Regular musings about those things most important in life--especially family, music, and college athletics. I hope you laugh. Please don't throw rocks at me.

02 August 2005

Nostalgia and Anger Management Issues

Greetings, my adoring public. I give you two things: 1. Much love, for you truly deserve it; 1. Fair warning that in two days you will be completely engulfed by the High Cheese's College Football Spectacular. Brace yourselves, this is powerful.

So I am wasting a few more hours of life the other day playing the brand new NCAA06 College Football video game on my PS2 the other day when I realized how much I missed the old school systems, especially the original Nintendo Entertainment System. Now I know that these have had no small resurgence in popularity--oddly enough among those who never experienced them the first time around--but I mean to tell you that I miss the little things that some throwback-jersey style rennaissance can't appreciate.

Sure, there were some amazing games. In RBI baseball, they little ball players were so slow going around the bases, but once they were out they could outrun the Flash to get back to the bench, regularly eliciting a "why the &$^@! can't he run like that to leg out a triple?" from a player struggling to check his anger (read: me, all the time. NES taught us all that the tongue really is a world of evil set on fire by hell.). And no one can question the power of Tecmobowl--still superior among video game football games. The programmers obviously loved the Raiders in that game--I mean, Howie Long, the 250 lb defensive lineman is the fastest player on the game, and can catch anyone, from any distance. Awesome. Who can forget the joy of Double Dragon, which taught us all that Ninjas do exist, in staggeringly large quantities, and they really do all want to kill you because you are walking down the street in a headband that matches your shirt? I will not hesitate to mention to the new generation of "gamers," who in my day were refered to by my father as "lazy @#!&%# dropout nerds," that Final Fantasy began on the NES. To this day, I have to give kudos to my brother for somehow selling me on the idea that weeks of watching him play the game while I was stuck holding a map and giving directions he didn't follow (read: being navigator) was considered fun for me. Ice to Eskimos, baby. Ice to Eskimos.


Mario: Before & After

Luigi recently offered, "Yeah...he may have had some work done, but, quite frankly, who hasn't these days."

Check out their latest project. Amazing. (click on view in another window on the right...well worth the wait)

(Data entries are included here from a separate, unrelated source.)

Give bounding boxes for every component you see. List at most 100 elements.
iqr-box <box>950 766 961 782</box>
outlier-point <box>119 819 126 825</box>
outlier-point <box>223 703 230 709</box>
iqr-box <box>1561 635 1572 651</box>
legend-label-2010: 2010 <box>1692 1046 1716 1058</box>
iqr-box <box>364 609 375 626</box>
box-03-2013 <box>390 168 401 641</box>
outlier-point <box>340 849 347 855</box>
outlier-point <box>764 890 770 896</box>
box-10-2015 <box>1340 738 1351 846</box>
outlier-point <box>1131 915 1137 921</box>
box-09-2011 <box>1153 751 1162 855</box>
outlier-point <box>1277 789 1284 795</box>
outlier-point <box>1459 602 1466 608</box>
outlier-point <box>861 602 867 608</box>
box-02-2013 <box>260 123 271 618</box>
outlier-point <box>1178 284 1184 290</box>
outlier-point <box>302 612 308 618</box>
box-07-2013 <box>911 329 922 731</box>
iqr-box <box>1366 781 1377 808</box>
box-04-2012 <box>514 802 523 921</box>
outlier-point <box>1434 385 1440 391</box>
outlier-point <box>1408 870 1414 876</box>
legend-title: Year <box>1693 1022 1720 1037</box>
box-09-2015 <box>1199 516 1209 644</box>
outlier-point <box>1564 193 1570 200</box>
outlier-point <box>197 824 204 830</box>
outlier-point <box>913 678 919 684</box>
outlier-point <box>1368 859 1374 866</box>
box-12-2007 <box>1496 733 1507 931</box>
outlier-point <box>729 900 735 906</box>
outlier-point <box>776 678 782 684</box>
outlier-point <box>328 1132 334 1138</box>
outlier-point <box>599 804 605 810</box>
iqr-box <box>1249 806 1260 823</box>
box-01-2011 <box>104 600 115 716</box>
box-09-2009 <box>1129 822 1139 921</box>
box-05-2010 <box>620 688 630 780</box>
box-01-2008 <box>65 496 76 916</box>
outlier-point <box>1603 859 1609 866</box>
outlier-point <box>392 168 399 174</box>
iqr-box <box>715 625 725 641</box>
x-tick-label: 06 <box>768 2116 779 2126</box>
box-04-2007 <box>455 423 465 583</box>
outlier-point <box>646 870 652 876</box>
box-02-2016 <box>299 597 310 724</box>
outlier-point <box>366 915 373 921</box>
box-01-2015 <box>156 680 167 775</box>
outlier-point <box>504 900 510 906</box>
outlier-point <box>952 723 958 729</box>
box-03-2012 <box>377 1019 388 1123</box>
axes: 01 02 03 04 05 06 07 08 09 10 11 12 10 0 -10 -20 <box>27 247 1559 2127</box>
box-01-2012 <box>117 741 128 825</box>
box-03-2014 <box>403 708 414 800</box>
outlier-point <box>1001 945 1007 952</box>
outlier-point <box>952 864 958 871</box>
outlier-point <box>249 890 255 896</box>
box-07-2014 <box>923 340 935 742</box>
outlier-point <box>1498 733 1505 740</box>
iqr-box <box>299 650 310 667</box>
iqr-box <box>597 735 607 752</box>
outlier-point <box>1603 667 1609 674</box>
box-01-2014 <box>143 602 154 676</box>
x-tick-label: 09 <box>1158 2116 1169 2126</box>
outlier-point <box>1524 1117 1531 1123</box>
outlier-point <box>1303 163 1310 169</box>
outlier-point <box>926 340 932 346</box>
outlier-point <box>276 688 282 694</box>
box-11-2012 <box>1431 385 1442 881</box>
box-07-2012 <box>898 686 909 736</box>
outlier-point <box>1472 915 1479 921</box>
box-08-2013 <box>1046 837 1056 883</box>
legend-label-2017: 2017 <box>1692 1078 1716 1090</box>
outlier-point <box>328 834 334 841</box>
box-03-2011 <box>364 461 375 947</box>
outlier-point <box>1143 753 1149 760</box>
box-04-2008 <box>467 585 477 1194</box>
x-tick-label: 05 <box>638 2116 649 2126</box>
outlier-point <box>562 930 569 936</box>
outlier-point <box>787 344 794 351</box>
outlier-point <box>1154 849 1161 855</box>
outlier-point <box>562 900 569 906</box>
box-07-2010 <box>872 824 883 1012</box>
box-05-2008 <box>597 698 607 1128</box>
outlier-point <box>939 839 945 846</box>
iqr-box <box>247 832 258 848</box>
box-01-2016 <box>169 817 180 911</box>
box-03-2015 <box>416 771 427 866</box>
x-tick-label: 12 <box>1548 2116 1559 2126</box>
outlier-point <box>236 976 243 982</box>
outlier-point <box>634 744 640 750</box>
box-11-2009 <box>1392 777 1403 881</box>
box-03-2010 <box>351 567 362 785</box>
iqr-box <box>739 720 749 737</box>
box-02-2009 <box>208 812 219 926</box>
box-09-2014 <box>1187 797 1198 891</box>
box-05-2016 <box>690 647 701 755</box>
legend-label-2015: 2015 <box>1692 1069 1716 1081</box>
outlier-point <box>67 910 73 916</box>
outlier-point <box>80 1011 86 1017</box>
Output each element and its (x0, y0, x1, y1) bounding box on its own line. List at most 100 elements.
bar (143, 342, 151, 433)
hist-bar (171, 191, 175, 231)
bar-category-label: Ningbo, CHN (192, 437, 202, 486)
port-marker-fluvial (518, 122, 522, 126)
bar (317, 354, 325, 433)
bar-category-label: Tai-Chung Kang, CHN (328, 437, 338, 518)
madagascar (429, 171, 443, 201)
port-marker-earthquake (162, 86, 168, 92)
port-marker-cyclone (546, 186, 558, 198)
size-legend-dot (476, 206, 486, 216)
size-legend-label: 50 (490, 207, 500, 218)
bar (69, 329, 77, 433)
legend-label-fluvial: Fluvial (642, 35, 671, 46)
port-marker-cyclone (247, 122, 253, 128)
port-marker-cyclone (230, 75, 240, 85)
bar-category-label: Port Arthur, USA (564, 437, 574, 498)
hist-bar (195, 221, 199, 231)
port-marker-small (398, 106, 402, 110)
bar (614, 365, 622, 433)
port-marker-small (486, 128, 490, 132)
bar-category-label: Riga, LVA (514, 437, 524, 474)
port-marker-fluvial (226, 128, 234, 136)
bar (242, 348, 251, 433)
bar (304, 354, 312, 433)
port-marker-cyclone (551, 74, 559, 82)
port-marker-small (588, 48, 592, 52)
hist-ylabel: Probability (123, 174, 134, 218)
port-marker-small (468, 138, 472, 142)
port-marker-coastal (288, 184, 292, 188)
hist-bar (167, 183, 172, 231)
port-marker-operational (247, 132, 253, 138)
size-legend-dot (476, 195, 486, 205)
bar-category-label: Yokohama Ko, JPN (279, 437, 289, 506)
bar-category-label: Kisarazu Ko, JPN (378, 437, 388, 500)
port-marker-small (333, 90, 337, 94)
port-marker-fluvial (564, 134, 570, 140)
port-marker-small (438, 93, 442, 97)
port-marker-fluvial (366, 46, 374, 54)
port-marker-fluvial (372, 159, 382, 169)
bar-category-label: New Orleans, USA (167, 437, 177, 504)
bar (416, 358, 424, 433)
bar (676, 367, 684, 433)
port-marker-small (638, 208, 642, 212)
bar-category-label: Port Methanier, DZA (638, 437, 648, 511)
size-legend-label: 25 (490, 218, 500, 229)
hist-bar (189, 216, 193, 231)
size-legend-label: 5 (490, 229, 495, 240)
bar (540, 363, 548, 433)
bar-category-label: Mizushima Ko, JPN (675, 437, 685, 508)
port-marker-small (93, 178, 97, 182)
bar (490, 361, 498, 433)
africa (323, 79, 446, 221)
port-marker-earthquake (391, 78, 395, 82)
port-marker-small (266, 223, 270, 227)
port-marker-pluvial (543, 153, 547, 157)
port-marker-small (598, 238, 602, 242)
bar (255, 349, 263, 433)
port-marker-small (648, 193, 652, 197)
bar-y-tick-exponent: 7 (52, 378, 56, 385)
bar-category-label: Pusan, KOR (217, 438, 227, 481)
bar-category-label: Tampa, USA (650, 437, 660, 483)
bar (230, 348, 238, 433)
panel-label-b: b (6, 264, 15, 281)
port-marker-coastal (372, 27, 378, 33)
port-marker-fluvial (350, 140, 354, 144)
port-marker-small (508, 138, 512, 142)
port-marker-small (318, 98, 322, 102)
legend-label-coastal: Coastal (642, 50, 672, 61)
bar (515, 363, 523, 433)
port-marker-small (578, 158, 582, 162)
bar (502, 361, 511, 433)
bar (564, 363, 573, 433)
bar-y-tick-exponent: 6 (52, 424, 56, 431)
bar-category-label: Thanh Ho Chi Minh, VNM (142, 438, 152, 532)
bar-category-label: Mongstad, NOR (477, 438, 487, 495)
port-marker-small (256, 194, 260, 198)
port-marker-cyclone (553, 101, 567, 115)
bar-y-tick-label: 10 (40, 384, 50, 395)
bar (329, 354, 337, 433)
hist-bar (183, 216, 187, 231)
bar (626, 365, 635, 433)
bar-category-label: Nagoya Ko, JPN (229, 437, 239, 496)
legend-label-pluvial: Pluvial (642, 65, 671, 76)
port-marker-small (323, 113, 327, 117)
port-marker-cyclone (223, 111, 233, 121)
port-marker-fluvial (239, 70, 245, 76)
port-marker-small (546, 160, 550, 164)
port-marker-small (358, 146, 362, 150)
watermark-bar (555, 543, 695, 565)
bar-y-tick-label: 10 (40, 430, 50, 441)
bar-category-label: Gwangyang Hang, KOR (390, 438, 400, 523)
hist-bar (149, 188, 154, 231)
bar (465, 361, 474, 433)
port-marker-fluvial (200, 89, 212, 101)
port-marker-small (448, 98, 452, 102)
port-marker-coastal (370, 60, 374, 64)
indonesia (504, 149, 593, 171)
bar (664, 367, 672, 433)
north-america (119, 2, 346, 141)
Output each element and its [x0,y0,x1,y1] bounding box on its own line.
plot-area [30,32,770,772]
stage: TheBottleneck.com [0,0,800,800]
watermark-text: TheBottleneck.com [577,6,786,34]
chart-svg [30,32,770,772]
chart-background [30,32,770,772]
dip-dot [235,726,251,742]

Actually, though, what I miss most was that the original NES system was virtually indestructable--it was almost as good as the little black box on Airplanes today. I mean, every so often (read: all the time) you would put a game in and all you would get was the blinking screens of death--black, white, black, white... So how do you fix it? The obvious first solution was the "gale force blow" trick. First you took the game positioned the portion of the game that had the actual video programming card sticking out, and you mustered all of the force in your lungs, along with plenty of spit and moisture, and you sent a howling and punishing blast of air down into the small crevasse where this programming card was. Then, naturally, you grabbed the sleek and stylish big, grey box and repeated this aerobic effort only this time breathing/spewing/spitting directly into the most delicate circuitry that the NES had. Sure, the directions said swabbing with alcohol to clean, but we all knew that we simply had to generate enough wind friction to knock the residual filth and corrosion off of the circuitry and it would be fine. This amazingly solved the problem at least 80% of the time.

But, let's suppose you had mastered that maneuver and the game still wouldn't completely load--title scene, white, title scene, white... What next? Well, of course, you turn off the power, eject the game, replace it gently until the game is portruding just enough to not be able to close, and use your strength to cram the loader down with the game much more shallowly inserted than it was ever meant to be inserted. Then you powered back on. This amazingly solved another 15% of the problems.

Alas, at this point, if you weren't making progress, you had already cursed more at it than you would have actually playing game, so you simply retired. Unless of course you decided to beat the machine severely (as if you had not already). It had to learn its place. And learn its place, it did.

Once again, I am astounded by the stength and durability of the NES. I doubt my PS2 could handle any of the above "solutions." The NES put up with this being worked over daily in our house, and for many years. Never did it fail us or give up.

They don't make them like they used to.